Однако коронер не унимался и, наконец, предъявил пузырёк.
«Знаю, знаю, – ответил молодой человек, тяжело вздохнув. – Вы имеете в виду… возможное самоубийство… я ничего не могу понять… случившееся кажется таким внезапным и таким ужасным… она определённо выглядела апатичной и обеспокоенной… но только временами… и вчера утром, когда я отправлялся на работу, она снова стала сама собой, и я предложил пойти вечером в оперу. Она очень обрадовалась и сказала мне, что отправится за покупками, а во второй половине дня нанесёт несколько визитов».

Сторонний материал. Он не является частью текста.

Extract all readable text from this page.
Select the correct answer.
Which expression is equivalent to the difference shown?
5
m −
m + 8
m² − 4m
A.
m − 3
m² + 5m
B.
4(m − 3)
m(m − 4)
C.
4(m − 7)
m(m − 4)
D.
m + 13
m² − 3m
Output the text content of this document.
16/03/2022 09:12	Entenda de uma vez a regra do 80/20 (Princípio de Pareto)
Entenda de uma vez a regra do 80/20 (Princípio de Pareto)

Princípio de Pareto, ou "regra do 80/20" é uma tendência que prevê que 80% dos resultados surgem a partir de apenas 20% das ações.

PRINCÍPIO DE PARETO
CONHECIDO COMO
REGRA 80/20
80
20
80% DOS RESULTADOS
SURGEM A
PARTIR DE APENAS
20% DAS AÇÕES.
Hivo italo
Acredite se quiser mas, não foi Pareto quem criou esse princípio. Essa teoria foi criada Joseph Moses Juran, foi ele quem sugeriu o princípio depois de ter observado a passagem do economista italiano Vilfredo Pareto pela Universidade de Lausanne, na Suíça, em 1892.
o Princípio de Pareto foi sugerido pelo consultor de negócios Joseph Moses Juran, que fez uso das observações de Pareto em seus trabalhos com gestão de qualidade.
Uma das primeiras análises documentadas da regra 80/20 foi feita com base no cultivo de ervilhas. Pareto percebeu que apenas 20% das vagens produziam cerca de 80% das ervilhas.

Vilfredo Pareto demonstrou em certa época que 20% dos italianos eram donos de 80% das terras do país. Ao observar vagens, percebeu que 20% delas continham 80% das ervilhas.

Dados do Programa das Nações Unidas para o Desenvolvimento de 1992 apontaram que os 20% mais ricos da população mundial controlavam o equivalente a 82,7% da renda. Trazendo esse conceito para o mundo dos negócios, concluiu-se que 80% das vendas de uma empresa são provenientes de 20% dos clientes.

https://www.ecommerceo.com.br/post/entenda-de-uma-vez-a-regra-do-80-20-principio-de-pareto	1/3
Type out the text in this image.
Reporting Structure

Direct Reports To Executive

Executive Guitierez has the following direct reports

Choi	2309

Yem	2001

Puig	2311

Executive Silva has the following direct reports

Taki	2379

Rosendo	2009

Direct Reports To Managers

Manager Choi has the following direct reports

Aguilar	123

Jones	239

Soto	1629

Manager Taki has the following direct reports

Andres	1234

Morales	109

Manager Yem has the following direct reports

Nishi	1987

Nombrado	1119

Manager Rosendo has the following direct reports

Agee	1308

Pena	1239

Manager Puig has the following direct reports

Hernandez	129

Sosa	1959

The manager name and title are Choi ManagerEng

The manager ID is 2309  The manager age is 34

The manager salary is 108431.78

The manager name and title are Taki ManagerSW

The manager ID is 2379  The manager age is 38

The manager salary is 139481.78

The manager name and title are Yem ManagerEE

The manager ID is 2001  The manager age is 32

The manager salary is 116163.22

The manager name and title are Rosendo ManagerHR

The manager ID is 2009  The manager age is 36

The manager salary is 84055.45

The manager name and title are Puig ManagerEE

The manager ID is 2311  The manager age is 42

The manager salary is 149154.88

«Знаете ли вы, куда она направлялась, войдя в метро?»
«Ну, я не уверен. Возможно, она собиралась выйти на Бейкер-стрит и спуститься на Бонд-стрит за покупками. Далее, она иногда ходит в магазин на церковном дворе собора Святого Павла, для чего нужно брать билет до Олдерсгейт-стрит, но… не знаю».
«Так вот, мистер Хейзелдин, – очень любезно произнёс коронер, – не могли бы вы рассказать мне, был ли в жизни миссис Хейзелдин какой-либо известный вам факт, который мог бы хоть в какой-то мере объяснить причину несчастья и состояние рассудка, замеченное вами? Существовали ли некие финансовые затруднения, которые могли бы удручать миссис Хейзелдин? Не возражали ли вы против… знакомства какого-нибудь человека с миссис Хейзелдин? Короче, – добавил коронер, как будто радуясь тому, что преодолел неприятный момент, – вы можете дать мне хоть малейшее указание, которое подтвердит подозрение, что несчастная женщина в момент душевного смятения или психического расстройства могла прервать свою жизнь?»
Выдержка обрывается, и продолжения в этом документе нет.